Tinham também uma ordem clara, no caso de a vítima se mover, ainda que minimamente, para pararem a violação e abandonarem a casa imediatamente. Os pormenores estão a ser revelados pelos investigadores à medida que o julgamento decorre e aumentam o choque e indignação da opinião pública e das dezenas de mulheres que protestam à porta do tribunal em França a exigir a pena de prisão máxima para todos os envolvidos nas dezenas de crimes perpetuados ao longo de uma década.
A sua filha, que utiliza o pseudónimo Caroline Darian, sentiu-se mal na sala de tribunal depois de o juiz divulgar que tinha sido encontrada no computador do homem uma pasta intitulada “Junto da minha filha despida”. Gisèle Pelicot permaneceu calma e reservada durante toda a audiência, enquanto o seu agora ex-marido estava sentado em frente dela, na outra extremidade da sala do tribunal.

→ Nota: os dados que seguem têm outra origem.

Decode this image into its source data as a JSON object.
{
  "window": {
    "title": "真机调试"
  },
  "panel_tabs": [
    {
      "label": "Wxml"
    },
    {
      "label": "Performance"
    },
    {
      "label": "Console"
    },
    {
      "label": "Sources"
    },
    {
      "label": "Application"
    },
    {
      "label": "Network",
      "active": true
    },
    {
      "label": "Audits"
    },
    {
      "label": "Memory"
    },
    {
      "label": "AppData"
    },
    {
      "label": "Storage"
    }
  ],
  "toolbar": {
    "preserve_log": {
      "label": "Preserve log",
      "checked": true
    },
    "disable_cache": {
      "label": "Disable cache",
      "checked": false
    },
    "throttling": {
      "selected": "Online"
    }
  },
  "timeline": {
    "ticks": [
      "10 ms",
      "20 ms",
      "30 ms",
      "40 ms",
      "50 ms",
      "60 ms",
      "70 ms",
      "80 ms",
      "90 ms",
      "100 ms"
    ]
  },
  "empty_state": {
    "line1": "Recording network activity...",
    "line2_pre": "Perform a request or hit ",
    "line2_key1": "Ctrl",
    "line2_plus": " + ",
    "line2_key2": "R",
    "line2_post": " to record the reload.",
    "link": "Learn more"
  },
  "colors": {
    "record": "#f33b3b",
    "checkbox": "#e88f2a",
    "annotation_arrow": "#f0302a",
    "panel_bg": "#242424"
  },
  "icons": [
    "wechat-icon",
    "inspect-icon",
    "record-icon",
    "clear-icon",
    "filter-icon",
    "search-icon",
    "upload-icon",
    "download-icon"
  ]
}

Entre os 50 homens que estão a ser julgado estão enfermeiros, um jornalista, um antigo agente da polícia, um guarda prisional, um soldado, um bombeiro e um funcionário público. A grande maioria vivia nos arredores de Mazan, uma cidade com cerca de 6.000 habitantes.
Vários dos acusados negaram as acusações, dizendo à polícia que não faziam ideia de que Gisèle Pelicot não era uma parceira voluntária dos atos sexuais que com ela praticaram e acusaram o homem de 73 anos de os ter enganado.
Os crimes revelados depois deste que colocam Dominique Pelicot como principal suspeito de um homicídio em 1991
Uma caixa de pandora abriu-se depois de Dominique Pelicot ter sido detido. Em outubro de 2022, quando já estava em prisão preventiva há dois anos no âmbito da investigação sobre as violações cometidas contra a sua mulher, o homem de 73 anos foi chamado da sua cela na prisão de Baumettes, em Marselha, para ser interrogado por dois investigadores do departamento de investigação criminal que tinham chegado de Paris.
Segundo o Le Monde, um juiz de instrução da unidade de “casos arquivados” de Nanterre, um subúrbio de Paris, pediu que o ADN de Dominique Pelicot fosse testado em relação ao que tinha sido encontrado no sapato de uma mulher, Stella B., que era agente imobiliária e foi vítima de uma tentativa de violação em 1999.
Os investigadores ligaram então este caso a um outro ainda mais antigo: a violação e o assassínio de Sophie Narme, a 4 de dezembro de 1991, em Paris. Narme também era uma jovem agente imobiliária. A jovem foi violada e morta enquanto mostrava um apartamento a um homem que se apresentou com um nome falso.
No interrogatório, em 2022, Dominique Pelicot não confessou nenhum dos dois crimes, mas admitiu conhecer a vítima da tentativa de violação em 1999. “Em relação a esta jovem que deve ter crescido e que estará a pensar: sou eu”, assumiu.
No entanto, negou que a tenha agredido sexualmente. Na altura, com 46 anos, disse que teve “um impulso” quando passou pela agência imobiliária onde Estella trabalhava. Disse ao juiz de instrução francês que “não tinha intenção de ter relações com ela”, afirmando que tinha “apenas intenção de a imobilizar (…), talvez para olhar para ela”. Mas nunca conseguiu responder em relação ao que teria acontecido no caso de ela não se ter conseguido libertar em autodefesa.
Segundo o Ministério Público de Nanterre, a investigação judicial sobre estes dois casos está “quase concluída”, cita o jornal francês.
Por enquanto, no seu cadastro consta apenas uma condenação: uma pena de prisão suspensa de oito meses, em fevereiro de 2021, por ter filmado por baixo das saias de clientes num supermercado do sul de França — sendo este o pequeno caso que, graças ao estudo do conteúdo do seu telemóvel, computador e discos rígidos, revelou o caso das violações repetidas à sua mulher.